Yesterday petitioner-appellees Saeed Mohammed Saleh Hatim, Abdurrahman al-Shubati and Fadel Hentif filed a joint motion for en banc rehearing in Hatim v. Obama, the counsel access case. The detainees seek review of a three-judge D.C. Circuit panel's August 1, 2014 decision upholding the constitutionality of security procedures instituted at Guantanamo in 2012 and 2013, including genital searches before and after detainees meet with their lawyers.
Recall that in a July 2013 ruling, D.C. District Chief Judge Royce Lamberth found that the highly deferential Turner v. Safley standard for determining the constitutionality of prison regulations was inapplicable to security protocol that interfered with the detainees' right to petition for habeas, and moreover that the search procedures failed the standard. The D.C. Circuit quickly stayed and then ultimately reversed the lower court's decision---holding that Turner applied and that the challenged polices were reasonable under the four-factor Turner test.

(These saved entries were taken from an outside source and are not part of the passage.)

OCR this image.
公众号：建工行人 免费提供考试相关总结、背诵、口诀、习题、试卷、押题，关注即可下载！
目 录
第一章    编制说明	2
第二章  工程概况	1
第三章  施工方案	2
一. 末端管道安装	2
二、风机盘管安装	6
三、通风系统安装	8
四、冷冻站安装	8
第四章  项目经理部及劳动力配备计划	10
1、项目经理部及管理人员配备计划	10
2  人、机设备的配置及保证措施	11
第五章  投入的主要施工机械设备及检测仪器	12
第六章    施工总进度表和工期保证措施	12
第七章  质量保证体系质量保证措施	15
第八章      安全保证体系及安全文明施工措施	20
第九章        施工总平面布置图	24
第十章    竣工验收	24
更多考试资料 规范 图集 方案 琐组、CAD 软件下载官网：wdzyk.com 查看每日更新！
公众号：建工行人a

In their new filing, the detainees track Chief Judge Lamberth's reasoning, arguing (1) that the three-judge panel incorrectly held that Turner applies to polices that burden detainees' access to habeas counsel, and in the alternative (2) that even if the Turner standard applies, the panel erred in construing the standard in such a way as to require courts "to ignore their common sense and blindly defer to the prison commander’s 'view of the matter.'"
The detainees conclude:
The panel allowed an impairment of the habeas right largely because it accepted “the government’s view of the matter” and refused to “second-guess” the “judgment” of prison officials. It did so in the face of detailed findings that the claimed “judgment” was pretextual. Slip op. at 9, 13. The panel’s purported Turner review of the policies was an empty exercise (going so far as to permit genital-area searches in connection with phone calls, where there is no possibility of “smuggling” medications or contraband), with no consideration of the extent of the harm to petitioners, and no real evaluation of the reasonableness of the challenged policies. Respectfully, the Court should grant the petition for rehearing en banc.